Indeed, we are interested in critically inquiring into the blog sphere, and ascertaining broader understandings of its significance. What is it for? For example, is it a conversation space unto itself, or is it better suited to measure the importance, significance and quality of news articles about issues? Is it in (successful) competition with the mainstream media, in the sense of being distinctive? Does it undertake what some are dubbing 'public journalism'? An evaluation of the blogsphere begins with an observation made by a particularly astute blogger,
Rebecca Blood.
In my view, the journalism establishment isn't paying enough attention to the weblog universe. (…) Bloggers say what they think, giving reporters a window into the views of those outside the media. Bloggers often find angles that professional reporters have missed, or ask questions reporters have neglected to ask. And bloggers do amazing research. Professional journalists, often working under extreme time pressure, may not have time to research a piece as thoroughly as they would like. Bloggers have no externally imposed deadlines, and no mandate to research equally the claims of both sides. (…) When bloggers link to conflicting or contextualizing material, smart reporters will further research and verify promising leads, and credit the bloggers who uncovered them. Third, and most importantly, we are interested in the interaction between the news space and the blog sphere, and the broader place assumed by the blog sphere in the elections. There are a series of questions.
a) Dependency questions. Do blogs depend on news? The question is the extent to which blogs are parasitic, pose an alternative to or 'replace' commercial media. This may be ascertained by the amount and type of references to news sources, also with regards to which collections of issues / candidates they cover.
b) A question of quality. News space studies are beginning to find that there are very few news writers, with the remaining news being a matter of copying and pasting. We are interested in whether this holds for the blog sphere. Do blogs talk about issues with more voices? Can we begin to create quality measures of the great conversation?
c) How political is the blogsphere? We seek to derive insights that allow us to characterize how the blogsphere is put to use. Is it more of a writing space, a news space, a political issue space? A subset of political weblogs is studied, relative to the overall blog sphere, with the goal of understanding the blog sphere's relative amount and quality of political content.
d) Blog dynamics relative to the news. We propose to monitor the reaction of the blog sphere to a news event surrounding a candidate. The analysis concerns a comparison of attention cycles as well as 'burst patterns'. This is a hype metric. Are blogs less prone to hype?
e) There is the larger question of who produces the news and the events. Is it the candidates or the bloggers who make news and events?
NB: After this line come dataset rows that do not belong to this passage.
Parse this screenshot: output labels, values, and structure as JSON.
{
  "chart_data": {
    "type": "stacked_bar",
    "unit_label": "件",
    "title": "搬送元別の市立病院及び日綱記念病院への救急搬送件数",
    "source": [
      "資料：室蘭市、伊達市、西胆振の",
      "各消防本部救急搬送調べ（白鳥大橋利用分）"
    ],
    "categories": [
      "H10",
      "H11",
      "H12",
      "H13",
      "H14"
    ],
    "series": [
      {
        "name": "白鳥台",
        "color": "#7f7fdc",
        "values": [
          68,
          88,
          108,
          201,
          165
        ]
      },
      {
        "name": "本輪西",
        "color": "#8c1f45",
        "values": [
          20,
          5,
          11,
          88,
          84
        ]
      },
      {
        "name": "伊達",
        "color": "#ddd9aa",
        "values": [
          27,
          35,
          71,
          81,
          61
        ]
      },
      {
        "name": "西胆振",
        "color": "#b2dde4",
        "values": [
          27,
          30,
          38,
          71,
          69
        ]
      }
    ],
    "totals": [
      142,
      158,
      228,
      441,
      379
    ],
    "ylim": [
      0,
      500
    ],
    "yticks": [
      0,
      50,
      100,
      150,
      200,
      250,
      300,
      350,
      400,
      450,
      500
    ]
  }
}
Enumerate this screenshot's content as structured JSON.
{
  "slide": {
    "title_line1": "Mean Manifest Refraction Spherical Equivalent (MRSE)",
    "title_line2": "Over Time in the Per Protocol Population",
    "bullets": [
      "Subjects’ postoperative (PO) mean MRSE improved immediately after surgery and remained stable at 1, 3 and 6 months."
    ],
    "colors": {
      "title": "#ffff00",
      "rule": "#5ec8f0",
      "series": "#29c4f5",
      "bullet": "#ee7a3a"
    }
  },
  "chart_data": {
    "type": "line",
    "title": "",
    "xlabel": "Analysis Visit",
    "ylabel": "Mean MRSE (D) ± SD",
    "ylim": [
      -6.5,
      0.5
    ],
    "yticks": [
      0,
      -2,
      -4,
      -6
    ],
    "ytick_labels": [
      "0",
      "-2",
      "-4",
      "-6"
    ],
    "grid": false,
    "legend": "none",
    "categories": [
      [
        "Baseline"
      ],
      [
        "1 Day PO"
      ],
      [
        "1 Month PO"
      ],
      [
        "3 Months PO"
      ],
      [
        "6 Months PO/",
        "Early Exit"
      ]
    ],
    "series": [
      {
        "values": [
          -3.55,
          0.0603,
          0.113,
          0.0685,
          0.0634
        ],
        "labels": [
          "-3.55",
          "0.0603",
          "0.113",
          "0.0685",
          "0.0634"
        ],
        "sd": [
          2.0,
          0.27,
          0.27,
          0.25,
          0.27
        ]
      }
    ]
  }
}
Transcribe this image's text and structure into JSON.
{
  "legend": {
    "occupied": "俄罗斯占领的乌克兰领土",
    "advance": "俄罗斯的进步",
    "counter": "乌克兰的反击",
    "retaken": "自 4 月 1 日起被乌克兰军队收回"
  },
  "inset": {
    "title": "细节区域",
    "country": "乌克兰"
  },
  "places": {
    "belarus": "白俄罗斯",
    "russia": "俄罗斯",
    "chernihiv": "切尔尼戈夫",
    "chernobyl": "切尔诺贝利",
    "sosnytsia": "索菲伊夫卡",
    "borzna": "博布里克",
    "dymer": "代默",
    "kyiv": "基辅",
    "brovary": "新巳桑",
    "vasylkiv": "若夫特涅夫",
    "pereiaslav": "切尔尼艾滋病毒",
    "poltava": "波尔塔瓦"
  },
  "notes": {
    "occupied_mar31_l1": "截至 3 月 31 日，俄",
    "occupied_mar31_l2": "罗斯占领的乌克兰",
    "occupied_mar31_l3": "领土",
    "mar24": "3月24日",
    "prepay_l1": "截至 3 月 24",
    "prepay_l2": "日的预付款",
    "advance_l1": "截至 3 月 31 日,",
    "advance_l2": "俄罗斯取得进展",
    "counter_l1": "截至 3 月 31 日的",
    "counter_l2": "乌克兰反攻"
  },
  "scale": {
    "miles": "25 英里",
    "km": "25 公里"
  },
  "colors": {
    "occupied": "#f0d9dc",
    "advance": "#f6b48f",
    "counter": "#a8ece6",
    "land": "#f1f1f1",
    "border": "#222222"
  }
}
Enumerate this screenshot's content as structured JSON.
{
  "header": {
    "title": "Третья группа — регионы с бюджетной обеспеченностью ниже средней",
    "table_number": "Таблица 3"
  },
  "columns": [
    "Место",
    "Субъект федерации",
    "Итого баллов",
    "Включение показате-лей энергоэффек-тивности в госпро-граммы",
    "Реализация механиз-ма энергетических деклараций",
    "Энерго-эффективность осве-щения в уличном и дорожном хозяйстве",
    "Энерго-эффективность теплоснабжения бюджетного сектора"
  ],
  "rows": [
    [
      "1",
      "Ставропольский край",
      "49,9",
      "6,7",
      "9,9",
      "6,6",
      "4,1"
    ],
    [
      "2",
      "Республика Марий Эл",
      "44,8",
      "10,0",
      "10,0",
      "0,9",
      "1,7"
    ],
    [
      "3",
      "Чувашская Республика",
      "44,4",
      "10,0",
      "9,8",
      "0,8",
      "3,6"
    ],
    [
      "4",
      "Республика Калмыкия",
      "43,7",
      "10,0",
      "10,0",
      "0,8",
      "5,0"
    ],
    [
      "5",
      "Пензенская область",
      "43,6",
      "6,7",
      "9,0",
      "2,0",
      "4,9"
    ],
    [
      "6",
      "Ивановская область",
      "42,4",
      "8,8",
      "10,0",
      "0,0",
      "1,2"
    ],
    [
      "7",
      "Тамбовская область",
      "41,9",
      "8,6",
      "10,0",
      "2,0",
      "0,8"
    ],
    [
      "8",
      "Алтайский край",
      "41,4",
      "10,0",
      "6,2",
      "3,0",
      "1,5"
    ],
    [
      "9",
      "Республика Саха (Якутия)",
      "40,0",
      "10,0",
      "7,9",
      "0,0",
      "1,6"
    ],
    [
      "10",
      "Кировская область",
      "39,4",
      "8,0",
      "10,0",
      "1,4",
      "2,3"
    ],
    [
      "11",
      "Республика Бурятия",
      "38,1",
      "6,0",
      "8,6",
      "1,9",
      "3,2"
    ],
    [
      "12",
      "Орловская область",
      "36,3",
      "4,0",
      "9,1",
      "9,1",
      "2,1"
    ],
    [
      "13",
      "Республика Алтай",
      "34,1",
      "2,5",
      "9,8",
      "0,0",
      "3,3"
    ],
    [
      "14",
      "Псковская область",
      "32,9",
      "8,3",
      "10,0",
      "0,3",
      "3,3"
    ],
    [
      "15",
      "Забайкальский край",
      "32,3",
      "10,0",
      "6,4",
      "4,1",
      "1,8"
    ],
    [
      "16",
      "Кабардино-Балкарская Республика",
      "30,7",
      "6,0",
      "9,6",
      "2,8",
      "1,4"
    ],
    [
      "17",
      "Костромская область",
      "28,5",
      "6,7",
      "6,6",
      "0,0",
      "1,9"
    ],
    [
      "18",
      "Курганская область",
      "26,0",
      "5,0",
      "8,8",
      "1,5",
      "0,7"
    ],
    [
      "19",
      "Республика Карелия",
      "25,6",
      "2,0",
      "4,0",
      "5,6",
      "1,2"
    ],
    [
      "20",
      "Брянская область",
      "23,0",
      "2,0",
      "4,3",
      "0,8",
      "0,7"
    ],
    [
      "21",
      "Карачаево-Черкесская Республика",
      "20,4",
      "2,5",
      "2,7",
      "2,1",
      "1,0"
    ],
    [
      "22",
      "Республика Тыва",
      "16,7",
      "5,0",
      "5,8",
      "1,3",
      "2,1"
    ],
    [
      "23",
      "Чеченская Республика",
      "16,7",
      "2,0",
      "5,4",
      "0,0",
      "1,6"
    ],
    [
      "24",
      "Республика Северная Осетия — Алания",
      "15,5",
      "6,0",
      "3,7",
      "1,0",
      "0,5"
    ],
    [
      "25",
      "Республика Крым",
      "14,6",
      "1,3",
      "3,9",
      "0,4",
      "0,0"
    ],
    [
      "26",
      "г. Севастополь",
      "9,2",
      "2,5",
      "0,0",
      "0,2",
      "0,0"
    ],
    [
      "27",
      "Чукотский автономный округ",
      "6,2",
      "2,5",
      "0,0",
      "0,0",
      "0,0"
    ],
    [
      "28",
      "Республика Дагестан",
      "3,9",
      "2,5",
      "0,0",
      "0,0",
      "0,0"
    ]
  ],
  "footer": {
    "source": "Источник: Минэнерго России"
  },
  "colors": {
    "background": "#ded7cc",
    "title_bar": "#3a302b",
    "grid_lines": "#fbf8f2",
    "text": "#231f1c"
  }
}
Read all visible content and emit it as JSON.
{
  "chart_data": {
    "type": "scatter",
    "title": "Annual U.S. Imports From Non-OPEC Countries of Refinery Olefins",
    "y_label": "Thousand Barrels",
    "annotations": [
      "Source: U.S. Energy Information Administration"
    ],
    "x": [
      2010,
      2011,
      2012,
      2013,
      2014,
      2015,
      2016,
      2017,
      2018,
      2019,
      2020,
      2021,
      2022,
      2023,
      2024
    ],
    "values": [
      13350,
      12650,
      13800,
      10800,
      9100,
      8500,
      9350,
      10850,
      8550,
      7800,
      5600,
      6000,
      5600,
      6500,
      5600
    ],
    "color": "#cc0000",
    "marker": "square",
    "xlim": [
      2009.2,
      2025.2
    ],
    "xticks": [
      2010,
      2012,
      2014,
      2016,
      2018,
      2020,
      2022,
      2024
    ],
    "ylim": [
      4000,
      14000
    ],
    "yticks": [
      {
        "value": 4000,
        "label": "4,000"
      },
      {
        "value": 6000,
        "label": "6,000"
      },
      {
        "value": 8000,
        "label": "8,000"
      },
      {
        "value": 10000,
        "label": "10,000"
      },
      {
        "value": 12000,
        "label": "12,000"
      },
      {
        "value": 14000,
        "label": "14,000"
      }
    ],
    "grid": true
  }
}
When a candidate speaks about an issue, it may be a news event. Is it a blog event? Does the blog space express opinions about issues -- opinions about candidate speeches and other events about issue (politicization), or does it have its own world of 'events' proper. What is the quality of this world?
Fourth, an impression is often expressed that the candidates are 'close' on the issues, that perhaps there is not a great difference between at least the mainstream candidates. We are interested in how 'close' they are on the issues, not only absolutely (which is measurable) but also whether the substantive proximity is greater in terms of what they actually say, or how they are covered, both in the news as well as in the blog space. Perhaps the quality of the blog space lies in candidate differentiation.